Brigid Gray Leventhal (August 31, 1935 – February 6, 1994) was a British-American pediatric oncologist. She was the first director of the Pediatric Oncology Division at Johns Hopkins University, a position she held from 1976 to 1984. She was inducted into the Maryland Women's Hall of Fame in 1996.

==Early life==
Leventhal was born Brigid Gray in 1935 in London. Her family migrated to Los Angeles in 1940 to escape the Blitz. After graduating from Hollywood High School in 1950, she studied for a year at a Swiss boarding school before enrolling at UCLA. She graduated in psychology from UCLA in 1955 and began to study medicine there before transferring to Harvard Medical School. When she graduated from Harvard in 1960, she was one of only six women in her graduating class.

==Career==
After completing medical school, Leventhal was an intern and pediatric resident at Massachusetts General Hospital. She served as a resident at Boston City Hospital for one year and completed a one-year fellowship in hematology at St. Elizabeth's Medical Center. In 1964, she moved to Bethesda, Maryland, to work at the National Cancer Institute. At the NCI, she sat on the Recombinant DNA Advisory Committee and a subcommittee on human gene therapy; she headed the Chemoimmunotherapy Section from 1973 to 1976. Leventhal was hired by Johns Hopkins University in 1976 as a professor of pediatrics and oncology and the first director of Johns Hopkins' Pediatric Oncology Division. While developing new treatments for childhood cancers, she established the inpatient unit and outpatient clinics for pediatric oncology patients. She stepped down as head of the Pediatric Oncology Division in 1984. During her career, Leventhal published 135 research papers, 52 book chapters, and a textbook titled Research Methods in Clinical Oncology.

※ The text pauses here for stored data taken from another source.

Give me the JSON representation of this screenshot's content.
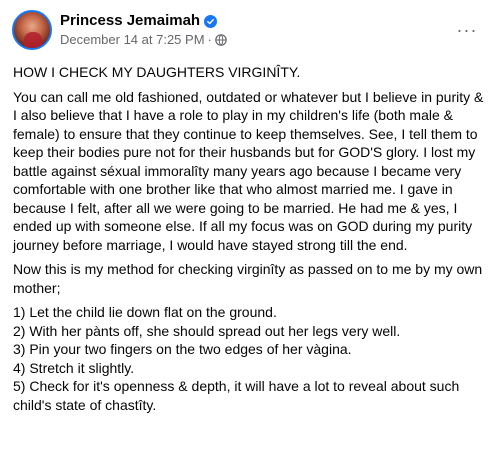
{
  "post": {
    "author_name": "Princess Jemaimah",
    "timestamp": "December 14 at 7:25 PM",
    "separator": "·",
    "more_options": "···",
    "verified_icon": "verified-badge-icon",
    "privacy_icon": "globe-icon",
    "colors": {
      "name": "#050505",
      "meta": "#65676b",
      "verified": "#1877f2",
      "text": "#050505"
    },
    "heading": "HOW I CHECK MY DAUGHTERS VIRGINÎTY.",
    "paragraph1": "You can call me old fashioned, outdated or whatever but I believe in purity & I also believe that I have a role to play in my children's life (both male & female) to ensure that they continue to keep themselves. See, I tell them to keep their bodies pure not for their husbands but for GOD'S glory. I lost my battle against séxual immoralîty many years ago because I became very comfortable with one brother like that who almost married me. I gave in because I felt, after all we were going to be married. He had me & yes, I ended up with someone else. If all my focus was on GOD during my purity journey before marriage, I would have stayed strong till the end.",
    "paragraph2": "Now this is my method for checking virginîty as passed on to me by my own mother;",
    "steps": [
      "1) Let the child lie down flat on the ground.",
      "2) With her pànts off, she should spread out her legs very well.",
      "3) Pin your two fingers on the two edges of her vàgina.",
      "4) Stretch it slightly.",
      "5) Check for it's openness & depth, it will have a lot to reveal about such child's state of chastîty."
    ]
  }
}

Leventhal died of cancer in 1994 in Columbia, Maryland.

==Honors==
Leventhal received the Federal Women's Award in 1974 and was named Outstanding Career Woman in 1979 by the National Council of Women. In 1992, Baltimore Mayor Kurt Schmoke designated July 29 as Brigid G. Leventhal Day in Baltimore. Leventhal was posthumously inducted into the Maryland Women's Hall of Fame in 1996.